Eine kleine Wissenschaft ist sie schon, die professionelle Geflügelzucht. Im südwestsächsischen Mannichswalde haben sich am Wochenende ihre Vertreter gemessen – ein zugewandt-ironischer Ortstermin.
MANNICHSWALDE. Kennen Sie Walter Schwarz oder Martin Platzbecker? Nicht? Dabei haben die beiden den „großen Standard“ geschrieben: drei Bände Umfang – zusammen mehr als 800 Seiten, in Farbe und „ein Muss für alle Geflügelzüchter“, heißt es unter Fachleuten im Internet. Diese Züchterbibel entscheidet gewissermaßen über Leben und Tod – einer Taube zum Beispiel. Pokal oder Kochtopf. Womöglich. Ganz sicher aber haben deren Vorgaben die Richtung gewiesen, ob ein Tier ausgezeichnet wird oder nicht bei der Kreisrassegeflügelausstellung, die am Wochenende in Mannichswalde vom Ortsverband Langenreinsdorf ausgerichtet worden ist: 466 Exemplare aus den Ortsvereinen der Region. Jung- und Alttiere. Hühner, Zwerghühner, Tauben – fachmännisch begutachtet von Preisrichtern schon am Donnerstag.

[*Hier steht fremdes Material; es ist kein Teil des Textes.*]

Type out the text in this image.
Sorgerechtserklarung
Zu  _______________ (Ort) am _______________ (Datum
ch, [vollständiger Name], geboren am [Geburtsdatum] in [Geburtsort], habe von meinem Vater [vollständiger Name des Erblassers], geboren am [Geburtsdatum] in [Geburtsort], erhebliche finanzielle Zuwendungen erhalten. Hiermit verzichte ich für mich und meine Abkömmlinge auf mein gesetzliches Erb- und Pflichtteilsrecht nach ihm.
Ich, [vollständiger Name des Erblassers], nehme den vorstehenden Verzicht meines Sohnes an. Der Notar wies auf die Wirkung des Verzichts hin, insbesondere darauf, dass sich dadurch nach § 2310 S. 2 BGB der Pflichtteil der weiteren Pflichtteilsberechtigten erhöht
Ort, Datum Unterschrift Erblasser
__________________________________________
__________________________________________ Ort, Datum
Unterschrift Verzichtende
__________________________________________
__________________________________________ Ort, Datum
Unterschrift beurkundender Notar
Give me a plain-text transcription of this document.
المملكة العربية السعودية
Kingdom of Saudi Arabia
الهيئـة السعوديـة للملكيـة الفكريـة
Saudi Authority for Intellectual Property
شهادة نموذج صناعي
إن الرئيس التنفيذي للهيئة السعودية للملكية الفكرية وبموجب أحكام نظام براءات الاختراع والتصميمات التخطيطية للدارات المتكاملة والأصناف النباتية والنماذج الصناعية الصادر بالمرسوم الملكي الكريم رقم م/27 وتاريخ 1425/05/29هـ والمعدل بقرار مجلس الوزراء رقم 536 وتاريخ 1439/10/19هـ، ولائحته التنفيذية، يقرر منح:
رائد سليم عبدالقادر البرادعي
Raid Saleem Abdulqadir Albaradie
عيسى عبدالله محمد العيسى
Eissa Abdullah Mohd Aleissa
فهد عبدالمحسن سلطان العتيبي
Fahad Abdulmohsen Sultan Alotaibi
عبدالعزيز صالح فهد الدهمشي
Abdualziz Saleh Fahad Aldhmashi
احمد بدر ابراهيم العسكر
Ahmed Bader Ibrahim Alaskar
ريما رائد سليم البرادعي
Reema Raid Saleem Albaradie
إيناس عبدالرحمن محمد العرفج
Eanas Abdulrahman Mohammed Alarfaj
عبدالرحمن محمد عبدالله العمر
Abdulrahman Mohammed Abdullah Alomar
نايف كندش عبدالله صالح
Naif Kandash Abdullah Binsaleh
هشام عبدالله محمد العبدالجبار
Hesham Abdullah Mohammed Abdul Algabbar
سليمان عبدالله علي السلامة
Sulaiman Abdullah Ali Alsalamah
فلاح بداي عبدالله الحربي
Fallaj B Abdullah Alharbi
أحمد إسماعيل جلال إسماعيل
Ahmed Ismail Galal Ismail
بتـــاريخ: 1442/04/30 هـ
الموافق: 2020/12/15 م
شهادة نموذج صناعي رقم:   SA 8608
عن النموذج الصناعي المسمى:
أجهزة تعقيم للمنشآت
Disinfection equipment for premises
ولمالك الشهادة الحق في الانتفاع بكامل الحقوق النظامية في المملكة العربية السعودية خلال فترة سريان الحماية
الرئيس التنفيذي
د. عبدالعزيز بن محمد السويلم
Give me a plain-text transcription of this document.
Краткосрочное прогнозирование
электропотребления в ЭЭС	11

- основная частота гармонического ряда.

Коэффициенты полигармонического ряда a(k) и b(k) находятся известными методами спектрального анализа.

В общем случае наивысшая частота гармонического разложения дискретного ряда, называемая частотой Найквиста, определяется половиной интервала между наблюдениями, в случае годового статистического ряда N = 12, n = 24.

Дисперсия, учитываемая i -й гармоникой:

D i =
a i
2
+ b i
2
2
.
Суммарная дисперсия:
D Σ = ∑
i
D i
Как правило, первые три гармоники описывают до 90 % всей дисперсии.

Was aber entscheidet über Wohl und Wehe? Laut Daniel Geschwandtner etwa Farbe, Zustand der Befiederung oder – Kropf. Die Rasse Sächsischer Kröpfer – ohne, Sie wissen schon, prächtigen …? Vorstellbar zwar für den Fachmann, aber nur mit Punktabzug. So ist es denn auch vermerkt auf der Beurteilung eines Tieres: „zur Zeit der Bewertung keine Blasfreude“. Schlaff war er also, der Kropf, „das Blaswerk nicht ausreichend ausgeprägt“, sagt der 41-Jährige – und das ausgerechnet beim „Hauptrassemerkmal“. Dabei ist der Zustand des Kropfes ein Kriterium unter vielen. Auch die Gesundheit zählt: „Sind sie tierschutzgerecht gehalten, gut gefüttert, gepflegt?“ Oder: Wie steht es um die Fußbefiederung? Ist das Tier korrekt bestrümpft? Sind die Federn folglich dort so gewachsen, dass die Zehen hervorschauen? Belatscht – mittellange Federn, behost – die Taubenzehen sind vollständig frei. So weit ist das Feld.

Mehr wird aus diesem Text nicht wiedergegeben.